I had an Abu Dhabi driving licence which "expired" while I was out of the country. Now I have got a new job in Dubai and came back and in the process of applying my Emirates ID.

Can I go to Dubai RTA and renew my Driving Licence across the counter ?

Or can I go to Abu Dhabi RTA and renew my already expired licence ( even if I have a Dubai visa currently ) ? 

Regards


----------



## Rakesh Ojha

Or can I go to Abu Dhabi RTA and renew my already expired licence ( even if I have a Dubai visa currently )...


----------



## BedouGirl

I think the licenses are now UAE rather than Emirate.


----------



## busybee2

Rakesh Ojha said:


> Dear Sirs
> 
> I had an Abu Dhabi driving licence which "expired" while I was out of the country. Now I have got a new job in Dubai and came back and in the process of applying my Emirates ID.
> 
> Can I go to Dubai RTA and renew my Driving Licence across the counter ?
> 
> Or can I go to Abu Dhabi RTA and renew my already expired licence ( even if I have a Dubai visa currently ) ?
> 
> Regards


just go to rta dubai and produce old licence they will give you a new one. i know of someone who had ad licence left came back showed old licence and was given new one no problems at all, should expect same for dxb. if not they will tell you to go to ad to cancel and then renew at dxb, but i do not believe that you need to cancel any driving licence here.


----------



## BedouGirl

busybee2 said:


> just go to rta dubai and produce old licence they will give you a new one. i know of someone who had ad licence left came back showed old licence and was given new one no problems at all, should expect same for dxb. if not they will tell you to go to ad to cancel and then renew at dxb, but i do not believe that you need to cancel any driving licence here.


But you will need to get the eye test.


----------



## busybee2

not always i have known lots of people now who are transferring their uk licence not needed the eye test in auh at least, cant say for dxb. my point is that you can just go with your uae licence and get another one would be like a renewal etc i dont think it matters auh or dxb they should be united now.


----------



## BedouGirl

busybee2 said:


> not always i have known lots of people now who are transferring their uk licence not needed the eye test in auh at least, cant say for dxb. my point is that you can just go with your uae licence and get another one would be like a renewal etc i dont think it matters auh or dxb they should be united now.

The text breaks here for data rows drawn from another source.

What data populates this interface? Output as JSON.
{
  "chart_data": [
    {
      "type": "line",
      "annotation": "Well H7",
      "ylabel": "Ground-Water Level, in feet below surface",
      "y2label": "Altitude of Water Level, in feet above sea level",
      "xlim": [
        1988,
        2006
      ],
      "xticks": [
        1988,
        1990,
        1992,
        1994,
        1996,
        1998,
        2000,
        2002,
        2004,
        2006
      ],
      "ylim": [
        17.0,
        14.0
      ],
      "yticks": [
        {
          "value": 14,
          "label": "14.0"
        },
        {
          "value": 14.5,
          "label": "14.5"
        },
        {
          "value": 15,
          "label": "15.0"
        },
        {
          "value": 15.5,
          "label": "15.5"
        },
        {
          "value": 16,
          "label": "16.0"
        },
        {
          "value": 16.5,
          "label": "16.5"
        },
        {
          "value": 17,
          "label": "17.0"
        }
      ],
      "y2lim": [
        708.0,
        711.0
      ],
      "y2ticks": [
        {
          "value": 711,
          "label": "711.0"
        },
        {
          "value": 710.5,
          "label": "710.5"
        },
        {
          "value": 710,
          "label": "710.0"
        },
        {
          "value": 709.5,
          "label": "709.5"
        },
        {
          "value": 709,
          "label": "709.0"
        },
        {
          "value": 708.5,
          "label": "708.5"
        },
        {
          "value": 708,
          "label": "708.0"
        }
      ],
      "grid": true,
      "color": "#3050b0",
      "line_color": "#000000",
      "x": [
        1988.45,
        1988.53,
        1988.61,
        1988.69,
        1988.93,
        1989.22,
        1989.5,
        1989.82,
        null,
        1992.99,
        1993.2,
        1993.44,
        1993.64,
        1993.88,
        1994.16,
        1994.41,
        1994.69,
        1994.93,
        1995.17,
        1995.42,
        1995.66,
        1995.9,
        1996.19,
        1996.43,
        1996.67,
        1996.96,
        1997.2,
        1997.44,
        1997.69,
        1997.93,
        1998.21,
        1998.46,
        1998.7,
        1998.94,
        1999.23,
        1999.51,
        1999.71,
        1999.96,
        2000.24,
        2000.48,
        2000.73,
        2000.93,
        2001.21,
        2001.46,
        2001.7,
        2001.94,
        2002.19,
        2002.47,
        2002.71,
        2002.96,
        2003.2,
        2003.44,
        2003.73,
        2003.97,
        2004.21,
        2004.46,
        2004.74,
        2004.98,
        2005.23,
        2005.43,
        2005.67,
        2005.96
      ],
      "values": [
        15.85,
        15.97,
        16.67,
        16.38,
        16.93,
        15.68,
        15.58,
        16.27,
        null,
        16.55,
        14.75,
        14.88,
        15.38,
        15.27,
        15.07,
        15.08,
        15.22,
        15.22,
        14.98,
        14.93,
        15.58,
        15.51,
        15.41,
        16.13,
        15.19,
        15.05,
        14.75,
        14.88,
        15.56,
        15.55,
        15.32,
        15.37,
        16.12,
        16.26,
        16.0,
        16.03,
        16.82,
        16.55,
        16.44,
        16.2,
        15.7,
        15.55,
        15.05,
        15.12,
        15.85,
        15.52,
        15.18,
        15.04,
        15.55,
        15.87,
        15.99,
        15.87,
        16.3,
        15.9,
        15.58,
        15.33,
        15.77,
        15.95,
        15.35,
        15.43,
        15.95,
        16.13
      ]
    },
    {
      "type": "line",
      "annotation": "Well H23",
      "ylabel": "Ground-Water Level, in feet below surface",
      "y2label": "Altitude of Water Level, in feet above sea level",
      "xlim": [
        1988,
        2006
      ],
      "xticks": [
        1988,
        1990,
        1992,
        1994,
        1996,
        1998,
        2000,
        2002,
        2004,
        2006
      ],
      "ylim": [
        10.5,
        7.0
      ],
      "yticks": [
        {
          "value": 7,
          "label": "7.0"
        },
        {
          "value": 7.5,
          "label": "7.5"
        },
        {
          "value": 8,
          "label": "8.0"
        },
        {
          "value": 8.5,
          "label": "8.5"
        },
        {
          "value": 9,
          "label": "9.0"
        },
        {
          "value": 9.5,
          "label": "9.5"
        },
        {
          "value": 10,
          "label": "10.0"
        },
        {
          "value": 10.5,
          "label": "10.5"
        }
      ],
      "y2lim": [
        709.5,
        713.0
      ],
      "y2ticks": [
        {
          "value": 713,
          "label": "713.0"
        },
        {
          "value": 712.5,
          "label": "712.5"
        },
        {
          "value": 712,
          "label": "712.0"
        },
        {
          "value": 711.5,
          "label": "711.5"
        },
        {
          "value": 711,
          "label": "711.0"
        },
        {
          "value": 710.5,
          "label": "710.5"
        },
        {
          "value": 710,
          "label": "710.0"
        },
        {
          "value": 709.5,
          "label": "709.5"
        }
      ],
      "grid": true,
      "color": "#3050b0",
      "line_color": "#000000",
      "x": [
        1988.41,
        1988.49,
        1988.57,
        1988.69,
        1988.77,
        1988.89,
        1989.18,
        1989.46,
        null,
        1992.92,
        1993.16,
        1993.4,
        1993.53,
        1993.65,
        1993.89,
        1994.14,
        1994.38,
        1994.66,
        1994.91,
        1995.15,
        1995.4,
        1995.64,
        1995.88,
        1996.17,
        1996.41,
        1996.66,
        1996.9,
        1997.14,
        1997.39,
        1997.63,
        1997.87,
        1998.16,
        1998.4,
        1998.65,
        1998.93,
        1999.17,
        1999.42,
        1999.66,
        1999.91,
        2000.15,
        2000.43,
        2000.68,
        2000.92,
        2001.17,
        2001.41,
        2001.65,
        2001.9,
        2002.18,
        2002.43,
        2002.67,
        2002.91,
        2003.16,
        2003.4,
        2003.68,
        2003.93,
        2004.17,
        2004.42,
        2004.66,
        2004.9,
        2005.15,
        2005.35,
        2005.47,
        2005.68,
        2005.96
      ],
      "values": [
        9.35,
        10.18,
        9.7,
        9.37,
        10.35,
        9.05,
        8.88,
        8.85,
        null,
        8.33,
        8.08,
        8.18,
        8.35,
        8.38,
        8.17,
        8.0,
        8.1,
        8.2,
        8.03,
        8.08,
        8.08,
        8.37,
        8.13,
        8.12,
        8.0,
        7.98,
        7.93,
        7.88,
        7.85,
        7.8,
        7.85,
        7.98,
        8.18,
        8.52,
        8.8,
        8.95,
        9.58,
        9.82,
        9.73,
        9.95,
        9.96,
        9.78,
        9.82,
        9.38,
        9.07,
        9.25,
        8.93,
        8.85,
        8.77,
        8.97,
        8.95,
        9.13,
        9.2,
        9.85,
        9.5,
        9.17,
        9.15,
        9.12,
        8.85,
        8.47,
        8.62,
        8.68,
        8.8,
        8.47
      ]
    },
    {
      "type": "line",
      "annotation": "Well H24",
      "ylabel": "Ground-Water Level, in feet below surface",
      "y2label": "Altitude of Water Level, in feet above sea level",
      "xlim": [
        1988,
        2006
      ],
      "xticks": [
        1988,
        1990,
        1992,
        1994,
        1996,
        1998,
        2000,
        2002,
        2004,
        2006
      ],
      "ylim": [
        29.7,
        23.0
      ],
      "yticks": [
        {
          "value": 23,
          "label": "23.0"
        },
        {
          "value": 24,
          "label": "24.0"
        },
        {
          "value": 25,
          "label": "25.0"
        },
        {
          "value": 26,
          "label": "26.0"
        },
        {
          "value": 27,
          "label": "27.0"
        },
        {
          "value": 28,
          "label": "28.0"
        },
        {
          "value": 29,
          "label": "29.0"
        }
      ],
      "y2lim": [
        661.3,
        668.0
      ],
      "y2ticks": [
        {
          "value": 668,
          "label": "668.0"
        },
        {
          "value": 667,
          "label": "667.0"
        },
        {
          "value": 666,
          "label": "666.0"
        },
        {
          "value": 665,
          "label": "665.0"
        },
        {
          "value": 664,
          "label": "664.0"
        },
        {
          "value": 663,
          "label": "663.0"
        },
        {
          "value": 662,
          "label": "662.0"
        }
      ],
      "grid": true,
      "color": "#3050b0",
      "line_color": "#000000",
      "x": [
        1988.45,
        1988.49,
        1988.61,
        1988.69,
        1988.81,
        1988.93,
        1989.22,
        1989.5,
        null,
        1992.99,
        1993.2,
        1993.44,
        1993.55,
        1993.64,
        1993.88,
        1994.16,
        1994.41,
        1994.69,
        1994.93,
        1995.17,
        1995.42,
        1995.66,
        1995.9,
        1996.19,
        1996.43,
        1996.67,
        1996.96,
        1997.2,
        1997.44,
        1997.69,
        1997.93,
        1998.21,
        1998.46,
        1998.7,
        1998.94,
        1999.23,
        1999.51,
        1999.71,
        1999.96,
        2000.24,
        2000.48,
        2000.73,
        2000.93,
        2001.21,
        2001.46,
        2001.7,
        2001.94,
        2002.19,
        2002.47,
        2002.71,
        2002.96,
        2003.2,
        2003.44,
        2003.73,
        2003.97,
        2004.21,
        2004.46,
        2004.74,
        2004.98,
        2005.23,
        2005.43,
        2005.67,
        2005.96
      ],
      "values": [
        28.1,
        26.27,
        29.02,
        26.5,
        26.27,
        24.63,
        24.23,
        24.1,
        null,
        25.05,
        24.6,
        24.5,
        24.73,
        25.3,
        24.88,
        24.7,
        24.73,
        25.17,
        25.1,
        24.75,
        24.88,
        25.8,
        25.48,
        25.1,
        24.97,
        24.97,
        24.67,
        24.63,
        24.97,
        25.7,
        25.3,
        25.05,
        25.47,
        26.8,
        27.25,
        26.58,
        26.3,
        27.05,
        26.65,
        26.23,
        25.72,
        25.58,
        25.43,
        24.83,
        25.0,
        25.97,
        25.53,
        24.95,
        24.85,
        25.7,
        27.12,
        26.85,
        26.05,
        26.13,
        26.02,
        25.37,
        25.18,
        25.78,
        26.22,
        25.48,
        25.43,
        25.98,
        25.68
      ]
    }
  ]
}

They are but in Dubai an eye test is required.


----------



## busybee2

an eye test is required in auh but people just recently seem to be not doing it..... when i renewed my uae licence some 6 years ago an eye test was still required and so had to do it... my point is that sometimes even when you are meant to i know that uk people here have recently exchanged their licence and not had the eye test needed etc.


----------